Limitations & Future Work

  • Long video generation in distant regions still exhibits noise; temporal consistency degrades in longer sequences.
  • Depth and semantic ground truth are derived from pretrained model estimates (Depth-Anything-V2 / Mask2Former) rather than real annotations, imposing a ceiling on training signal quality.
  • Multi-modal generation slightly increases RGB FVD (42.0 → 46.8), calling for improved inter-modal disentanglement strategies.
  • The framework has not been extended to 3D modalities such as LiDAR point clouds.
  • Integration with closed-loop simulators has not been explored, and downstream task benefits remain unquantified.
  • Training cost is high (6 views × 49 frames × multiple modalities), demanding substantial computational resources.
  • vs.
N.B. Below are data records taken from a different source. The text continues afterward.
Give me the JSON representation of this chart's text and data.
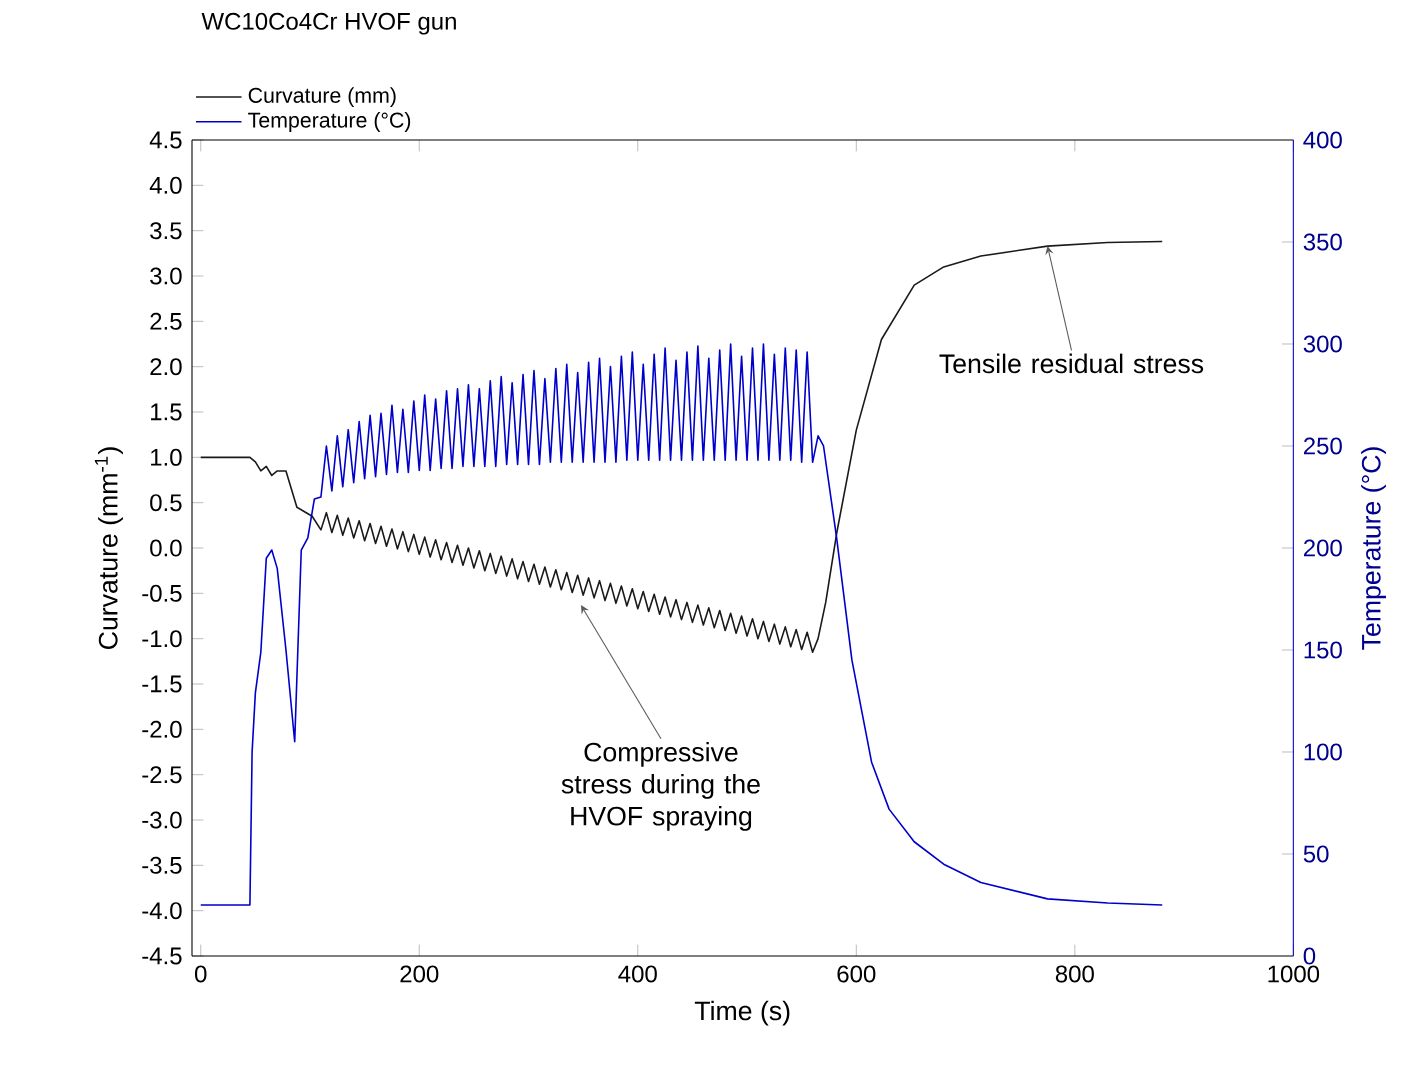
{
  "chart_data": {
    "type": "line",
    "title": "WC10Co4Cr HVOF gun",
    "xlabel": "Time (s)",
    "ylabel": "Curvature (mm$^{-1}$)",
    "y2label": "Temperature (°C)",
    "xlim": [
      -8,
      1000
    ],
    "ylim": [
      -4.5,
      4.5
    ],
    "y2lim": [
      0,
      400
    ],
    "xticks": [
      0,
      200,
      400,
      600,
      800,
      1000
    ],
    "yticks": [
      -4.5,
      {
        "value": -4,
        "label": "-4.0"
      },
      -3.5,
      {
        "value": -3,
        "label": "-3.0"
      },
      -2.5,
      {
        "value": -2,
        "label": "-2.0"
      },
      -1.5,
      {
        "value": -1,
        "label": "-1.0"
      },
      -0.5,
      {
        "value": 0,
        "label": "0.0"
      },
      0.5,
      {
        "value": 1,
        "label": "1.0"
      },
      1.5,
      {
        "value": 2,
        "label": "2.0"
      },
      2.5,
      {
        "value": 3,
        "label": "3.0"
      },
      3.5,
      {
        "value": 4,
        "label": "4.0"
      },
      4.5
    ],
    "y2ticks": [
      0,
      50,
      100,
      150,
      200,
      250,
      300,
      350,
      400
    ],
    "legend": "top left",
    "series": [
      {
        "name": "Curvature (mm)",
        "color": "#1a1a1a",
        "axis": "y",
        "x": [
          0,
          45,
          50,
          55,
          60,
          65,
          70,
          78,
          88,
          95,
          102,
          110,
          115,
          120,
          125,
          130,
          135,
          140,
          145,
          150,
          155,
          160,
          165,
          170,
          175,
          180,
          185,
          190,
          195,
          200,
          205,
          210,
          215,
          220,
          225,
          230,
          235,
          240,
          245,
          250,
          255,
          260,
          265,
          270,
          275,
          280,
          285,
          290,
          295,
          300,
          305,
          310,
          315,
          320,
          325,
          330,
          335,
          340,
          345,
          350,
          355,
          360,
          365,
          370,
          375,
          380,
          385,
          390,
          395,
          400,
          405,
          410,
          415,
          420,
          425,
          430,
          435,
          440,
          445,
          450,
          455,
          460,
          465,
          470,
          475,
          480,
          485,
          490,
          495,
          500,
          505,
          510,
          515,
          520,
          525,
          530,
          535,
          540,
          545,
          550,
          555,
          560,
          565,
          572,
          582,
          600,
          623,
          653,
          680,
          714,
          775,
          830,
          880
        ],
        "values": [
          1.0,
          1.0,
          0.95,
          0.85,
          0.9,
          0.8,
          0.85,
          0.85,
          0.45,
          0.4,
          0.35,
          0.2,
          0.39,
          0.17,
          0.36,
          0.14,
          0.33,
          0.11,
          0.3,
          0.08,
          0.27,
          0.05,
          0.24,
          0.02,
          0.21,
          -0.01,
          0.18,
          -0.04,
          0.15,
          -0.07,
          0.12,
          -0.1,
          0.09,
          -0.13,
          0.06,
          -0.16,
          0.03,
          -0.19,
          0.0,
          -0.22,
          -0.03,
          -0.25,
          -0.06,
          -0.28,
          -0.09,
          -0.31,
          -0.12,
          -0.34,
          -0.15,
          -0.37,
          -0.18,
          -0.4,
          -0.21,
          -0.43,
          -0.24,
          -0.46,
          -0.27,
          -0.49,
          -0.3,
          -0.52,
          -0.33,
          -0.55,
          -0.36,
          -0.58,
          -0.39,
          -0.61,
          -0.42,
          -0.64,
          -0.45,
          -0.67,
          -0.48,
          -0.7,
          -0.51,
          -0.73,
          -0.54,
          -0.76,
          -0.57,
          -0.79,
          -0.6,
          -0.82,
          -0.63,
          -0.85,
          -0.66,
          -0.88,
          -0.69,
          -0.91,
          -0.72,
          -0.94,
          -0.75,
          -0.97,
          -0.78,
          -1.0,
          -0.81,
          -1.03,
          -0.84,
          -1.06,
          -0.87,
          -1.09,
          -0.9,
          -1.12,
          -0.93,
          -1.15,
          -1.0,
          -0.6,
          0.16,
          1.3,
          2.3,
          2.9,
          3.1,
          3.22,
          3.33,
          3.37,
          3.38
        ]
      },
      {
        "name": "Temperature (°C)",
        "color": "#0000cc",
        "axis": "y2",
        "x": [
          0,
          45,
          47,
          50,
          55,
          60,
          65,
          70,
          78,
          86,
          92,
          98,
          104,
          110,
          115,
          120,
          125,
          130,
          135,
          140,
          145,
          150,
          155,
          160,
          165,
          170,
          175,
          180,
          185,
          190,
          195,
          200,
          205,
          210,
          215,
          220,
          225,
          230,
          235,
          240,
          245,
          250,
          255,
          260,
          265,
          270,
          275,
          280,
          285,
          290,
          295,
          300,
          305,
          310,
          315,
          320,
          325,
          330,
          335,
          340,
          345,
          350,
          355,
          360,
          365,
          370,
          375,
          380,
          385,
          390,
          395,
          400,
          405,
          410,
          415,
          420,
          425,
          430,
          435,
          440,
          445,
          450,
          455,
          460,
          465,
          470,
          475,
          480,
          485,
          490,
          495,
          500,
          505,
          510,
          515,
          520,
          525,
          530,
          535,
          540,
          545,
          550,
          555,
          560,
          565,
          570,
          582,
          596,
          614,
          630,
          653,
          680,
          714,
          775,
          830,
          880
        ],
        "values": [
          25,
          25,
          100,
          129,
          149,
          195,
          199,
          190,
          150,
          105,
          199,
          205,
          224,
          225,
          250,
          228,
          255,
          230,
          258,
          232,
          262,
          234,
          265,
          235,
          266,
          236,
          270,
          237,
          268,
          237,
          272,
          238,
          275,
          238,
          273,
          239,
          277,
          239,
          278,
          240,
          280,
          240,
          278,
          240,
          282,
          240,
          284,
          241,
          281,
          241,
          285,
          241,
          287,
          241,
          283,
          242,
          288,
          242,
          290,
          242,
          286,
          242,
          291,
          242,
          293,
          242,
          289,
          242,
          294,
          243,
          296,
          243,
          290,
          243,
          295,
          243,
          298,
          243,
          292,
          243,
          296,
          243,
          299,
          243,
          293,
          243,
          297,
          243,
          300,
          243,
          294,
          243,
          298,
          243,
          300,
          243,
          295,
          243,
          298,
          243,
          297,
          242,
          296,
          242,
          255,
          250,
          205,
          145,
          95,
          72,
          56,
          45,
          36,
          28,
          26,
          25
        ]
      }
    ],
    "annotations": [
      {
        "text": "Tensile residual stress",
        "x": 775,
        "y": 3.33
      },
      {
        "text": "Compressive stress during the HVOF spraying",
        "x": 348,
        "y": -0.63
      }
    ]
  }
}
MagicDrive / MagicDrive-V2: These methods generate RGB only and require additional models for depth and semantics. MoVieDrive substantially outperforms them on FVD (46.8 vs. 112.7 / 236.2) and controllability (mAP 22.7 vs. 11.5 / 9.7) across the board.
  • vs. UniScene (CVPR25): Uses separate models for RGB and LiDAR generation, remaining a non-unified approach. MoVieDrive achieves true single-model multi-modal generation.
  • vs. CogVideoX+SyntheOcc: The most direct competitor. MoVieDrive consistently leads on all metrics (FVD 46.8 vs. 60.4), demonstrating the necessity of dedicated multi-modal multi-view architectural design.

Rating

⭐⭐⭐⭐

  • Novelty ⭐⭐⭐⭐: First unified multi-modal multi-view driving video generation; the decomposition design is principled.
  • Experimental Thoroughness ⭐⭐⭐⭐: Evaluated on nuScenes and Waymo with comprehensive ablations and detailed supplementary material.
  • Writing Quality ⭐⭐⭐⭐: Clear structure, detailed methodology, and rich figures and tables.
  • Value ⭐⭐⭐⭐: Provides a more complete solution for autonomous driving scene generation.